You need to identify the SQLs that are running too slowly because of I/O issues, and tune them.
While normally I would agree with that, I'm not so sure that the evidence of the AWR shown actually says there is a problem - the SQL could be perfectly fine reading indices and doing whatever. Remember, the OP was slower log syncs and writes. There was also mention of PGA, which might mean some issue of temp, there is really no evidence about that at this time - but any writes can affect log writes in this situation, without necessarily being a top wait).
I think we can agree that in general, most tuning is SQL, but here we have a new system that may not be configured as best as could be (and that may not be resolvable, with a spindle shortage, so tuning the SQL may be the only option - but I'm not sure we are there yet).
Your Top Events shows that wait event + CPU time is only 28.51+25.74+12.42+7.81+1.31=76% of DB time
The most common reason is CPU starvation. When processes are waiting in runqueue it is not accounted in CPU time, and is partially accounted in wait time. So in that case it is not relevant to analyze wait time.

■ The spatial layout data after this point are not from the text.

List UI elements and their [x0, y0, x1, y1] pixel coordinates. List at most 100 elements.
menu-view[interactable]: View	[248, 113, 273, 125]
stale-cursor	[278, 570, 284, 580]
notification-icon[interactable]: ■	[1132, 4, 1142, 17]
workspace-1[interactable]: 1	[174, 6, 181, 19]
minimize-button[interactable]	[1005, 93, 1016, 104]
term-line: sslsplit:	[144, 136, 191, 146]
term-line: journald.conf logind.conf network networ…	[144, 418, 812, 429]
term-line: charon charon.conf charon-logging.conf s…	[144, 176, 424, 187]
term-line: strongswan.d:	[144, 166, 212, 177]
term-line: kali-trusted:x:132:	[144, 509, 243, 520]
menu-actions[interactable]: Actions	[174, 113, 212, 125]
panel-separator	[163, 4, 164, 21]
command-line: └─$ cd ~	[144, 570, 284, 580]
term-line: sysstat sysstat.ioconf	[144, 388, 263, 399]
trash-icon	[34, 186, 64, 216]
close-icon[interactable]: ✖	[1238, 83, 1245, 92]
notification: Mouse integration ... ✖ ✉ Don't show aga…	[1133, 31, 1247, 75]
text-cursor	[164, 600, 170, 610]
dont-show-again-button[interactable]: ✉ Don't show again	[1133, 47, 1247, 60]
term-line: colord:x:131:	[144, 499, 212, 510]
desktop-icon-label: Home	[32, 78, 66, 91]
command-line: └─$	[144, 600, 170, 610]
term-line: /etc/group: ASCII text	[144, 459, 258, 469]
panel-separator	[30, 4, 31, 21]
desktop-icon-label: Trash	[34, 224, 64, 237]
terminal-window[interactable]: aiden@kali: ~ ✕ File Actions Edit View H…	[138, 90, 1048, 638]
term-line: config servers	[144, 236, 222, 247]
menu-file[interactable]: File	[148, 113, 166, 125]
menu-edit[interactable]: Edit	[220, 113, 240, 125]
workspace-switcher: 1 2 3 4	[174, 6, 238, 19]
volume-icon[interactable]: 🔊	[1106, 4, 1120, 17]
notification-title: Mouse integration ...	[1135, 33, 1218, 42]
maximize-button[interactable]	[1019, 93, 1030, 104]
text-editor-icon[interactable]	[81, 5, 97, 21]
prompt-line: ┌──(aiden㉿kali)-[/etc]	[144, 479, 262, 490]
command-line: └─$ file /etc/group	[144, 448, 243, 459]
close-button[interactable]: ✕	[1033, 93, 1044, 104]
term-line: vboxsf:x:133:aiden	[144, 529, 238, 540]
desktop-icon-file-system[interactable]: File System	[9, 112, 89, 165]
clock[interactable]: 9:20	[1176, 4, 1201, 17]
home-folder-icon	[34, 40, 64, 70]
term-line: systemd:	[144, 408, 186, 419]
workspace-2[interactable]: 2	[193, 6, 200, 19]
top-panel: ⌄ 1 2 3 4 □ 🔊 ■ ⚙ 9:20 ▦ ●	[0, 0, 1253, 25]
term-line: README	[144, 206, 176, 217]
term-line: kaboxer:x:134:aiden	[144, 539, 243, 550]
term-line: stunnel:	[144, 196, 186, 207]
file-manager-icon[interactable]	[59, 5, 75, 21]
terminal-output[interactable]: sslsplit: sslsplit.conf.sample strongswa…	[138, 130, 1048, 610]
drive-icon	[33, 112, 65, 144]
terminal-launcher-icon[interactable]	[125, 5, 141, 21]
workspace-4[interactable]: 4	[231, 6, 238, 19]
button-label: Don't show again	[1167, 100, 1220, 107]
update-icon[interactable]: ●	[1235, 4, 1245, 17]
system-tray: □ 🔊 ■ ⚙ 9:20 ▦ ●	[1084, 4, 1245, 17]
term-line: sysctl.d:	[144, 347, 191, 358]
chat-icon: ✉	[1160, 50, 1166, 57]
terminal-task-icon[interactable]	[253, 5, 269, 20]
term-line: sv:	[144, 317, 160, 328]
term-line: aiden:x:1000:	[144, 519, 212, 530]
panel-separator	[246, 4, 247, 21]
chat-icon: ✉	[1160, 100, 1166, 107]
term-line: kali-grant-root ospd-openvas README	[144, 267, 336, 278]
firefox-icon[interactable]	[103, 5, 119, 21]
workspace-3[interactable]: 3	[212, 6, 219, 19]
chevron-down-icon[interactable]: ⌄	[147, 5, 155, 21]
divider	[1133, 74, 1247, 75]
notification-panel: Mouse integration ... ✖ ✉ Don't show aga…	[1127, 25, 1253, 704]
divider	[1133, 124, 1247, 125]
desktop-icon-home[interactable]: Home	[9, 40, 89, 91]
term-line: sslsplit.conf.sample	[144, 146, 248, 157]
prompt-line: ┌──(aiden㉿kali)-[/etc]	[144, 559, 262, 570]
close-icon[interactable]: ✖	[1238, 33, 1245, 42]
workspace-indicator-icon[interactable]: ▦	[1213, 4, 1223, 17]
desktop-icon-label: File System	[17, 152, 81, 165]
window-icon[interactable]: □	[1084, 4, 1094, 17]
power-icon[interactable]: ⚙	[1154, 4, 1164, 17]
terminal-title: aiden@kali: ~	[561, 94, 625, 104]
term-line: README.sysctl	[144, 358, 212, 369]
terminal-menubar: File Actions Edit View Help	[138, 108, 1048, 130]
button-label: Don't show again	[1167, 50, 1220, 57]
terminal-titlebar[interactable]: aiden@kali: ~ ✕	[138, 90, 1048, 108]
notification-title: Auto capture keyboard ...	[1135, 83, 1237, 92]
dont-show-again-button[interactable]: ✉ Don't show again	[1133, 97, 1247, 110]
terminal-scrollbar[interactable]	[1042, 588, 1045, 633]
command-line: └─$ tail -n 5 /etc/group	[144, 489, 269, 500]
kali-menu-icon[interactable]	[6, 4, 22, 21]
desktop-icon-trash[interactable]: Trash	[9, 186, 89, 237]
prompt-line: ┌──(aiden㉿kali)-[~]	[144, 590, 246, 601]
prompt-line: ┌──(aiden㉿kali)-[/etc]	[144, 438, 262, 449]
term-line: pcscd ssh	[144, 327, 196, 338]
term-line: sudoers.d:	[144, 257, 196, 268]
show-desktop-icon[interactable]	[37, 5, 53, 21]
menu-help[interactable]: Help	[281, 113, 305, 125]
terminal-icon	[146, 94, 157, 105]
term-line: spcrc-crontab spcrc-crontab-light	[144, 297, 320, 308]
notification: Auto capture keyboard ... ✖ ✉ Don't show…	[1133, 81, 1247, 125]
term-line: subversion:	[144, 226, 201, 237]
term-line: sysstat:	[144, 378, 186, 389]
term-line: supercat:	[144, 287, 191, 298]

You have OS load stats in the AWR, please can you show them.
Hemant K Chitale wrote:
CPU starvation is unlikely to be an issue. Oracle's "DB CPU" time is 1077 seconds in 1hour (3600seconds of elapsed time per Core).
Right. But I still think that it's better to check the OS statistics before trying to tune I/O which is less than 40% of db time.
And maybe there is less that one core (we don't know the number of entitled cpu, vlurtual cpu, logical cpu).
Here is an example of CPU starvation where 'DB CPU(s) per second' was less than 1 core, and OS stats were misleading as well because of multithreading: Sockets, Cores, Virtual CPU, Logical CPU, Hyper-Threading: What is a CPU nowadays? - dbi services Blog - IT infrastructu…
But if it's not CPU starvation, it's still important to know where 25% of the time has been spent.
Thank you all for your comments. I need to learn more about some of the tuning you suggest. What resources do you recommend I use for that? In particular I would like to know about reference material.
I am the only DBA in our shop. I wear a lot of Oracle hats. I have been doing this for a more than ten years, but my time is split between database work and monitoring a couple of applications for performance issues. Sometimes I feel like the grim reaper. People hate to see me coming because it is usually to talk about a problem. I guess many of you could say the same thing. Okay, enough moaning and groaning on my part. Please tell me how you learned to tune the things you suggested to me?